A DIREÇÃO DOS OLHARES
Em vários momentos, eventos adultos como sexo e trabalho são observados pelo olhar puro de Cyril. Mas existem momentos em que esse olhar infantil sobre os adultos é conjugado com um uso sagaz do espaço cênico: é o restaurante onde o pai dele (Jeremie Renier) trabalha. O filho, pendurado na janela pelo lado de fora, chama o pai, que o atende. No entanto, a dona do restaurante chama o pai, “Guy, um prato de almôndegas!”, e ele deixa o filho esperando do lado de fora para executar o pedido.

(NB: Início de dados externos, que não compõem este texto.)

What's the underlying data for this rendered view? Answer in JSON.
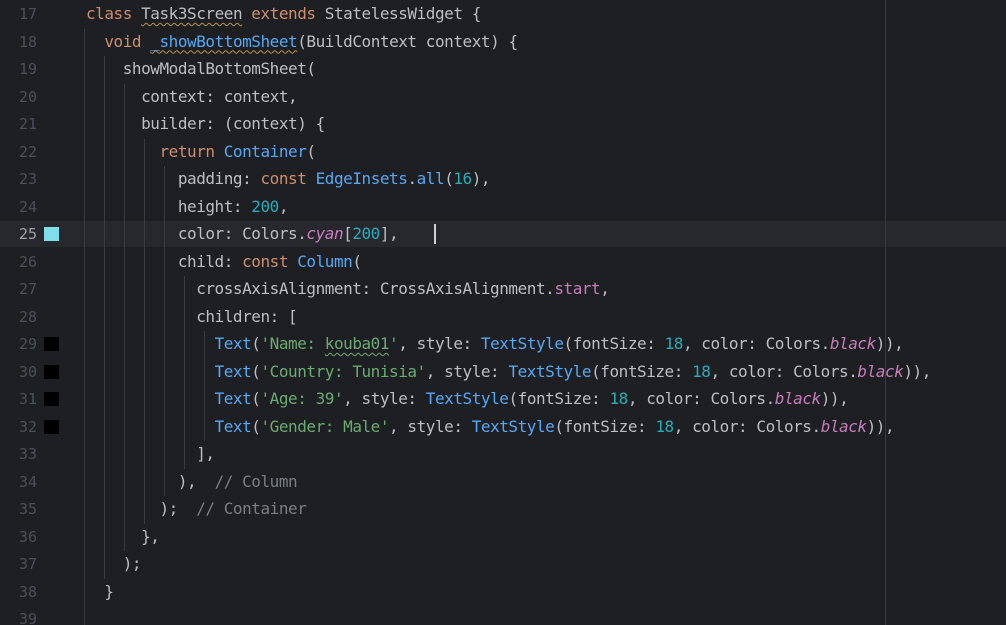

Cyril, pela janela fechada, vê o pai preparar o prato de almôndegas (quadro dentro do quadro). O efeito sobre o personagem de Renier é o de um aquário: ele se encontra preso ali na cozinha do restaurante executando ações em função do dinheiro. Para isso, adia o contato com o filho. Coloca o amor em segundo plano. Lógica perversa que o menino não compreende.
O PAI
Mais do que julgar Jeremie Renier por ser um mau-caráter ou algo do tipo, é importante que se assimile aquilo que interessa: Renier não tem condições de cuidar de Cyril por que não tem nem mesmo condições de cuidar de si mesmo. Situação exemplar da juventude contemporânea, não muito rara de ser encontrada em homens entre 20 e 40 anos.
O FINAL E A MÚSICA
Se o final não tivesse musica, como costumeiramente acontece nos filmes dos Dardenne, a mensagem de esperança não seria suficientemente enfatizada. Porém, se a música entrasse pela 1ª vez no filme somente ao final, a sensação de catarse, de liberação, de resolução feliz definitiva, trairia o projeto do filme. O uso do mesmo trecho de música desde o início, aparecendo em momentos igualmente distantes metricamente um dos outros, torna a música um refrão de beleza, não necessariamente de felicidade. Logo, o final, apesar de ter um certo ar de vitória, não deixa de ter aquela rica ambigüidade que permite que o filme se complete de maneira aberta. Nem Bem, nem Mal. Nem mais, nem menos. Os Dardenne estão na categoria de cineastas que se aproximam um pouco da vida ao exercerem um auto-controle que busca (e às vezes encontra) as imagens exatas. Tudo no lugar. Coesão total em harmonia com fragmentos de climaxes. Tese moral que não se afasta do Homem. Emoção e secura. Isso é mais raro do que parece.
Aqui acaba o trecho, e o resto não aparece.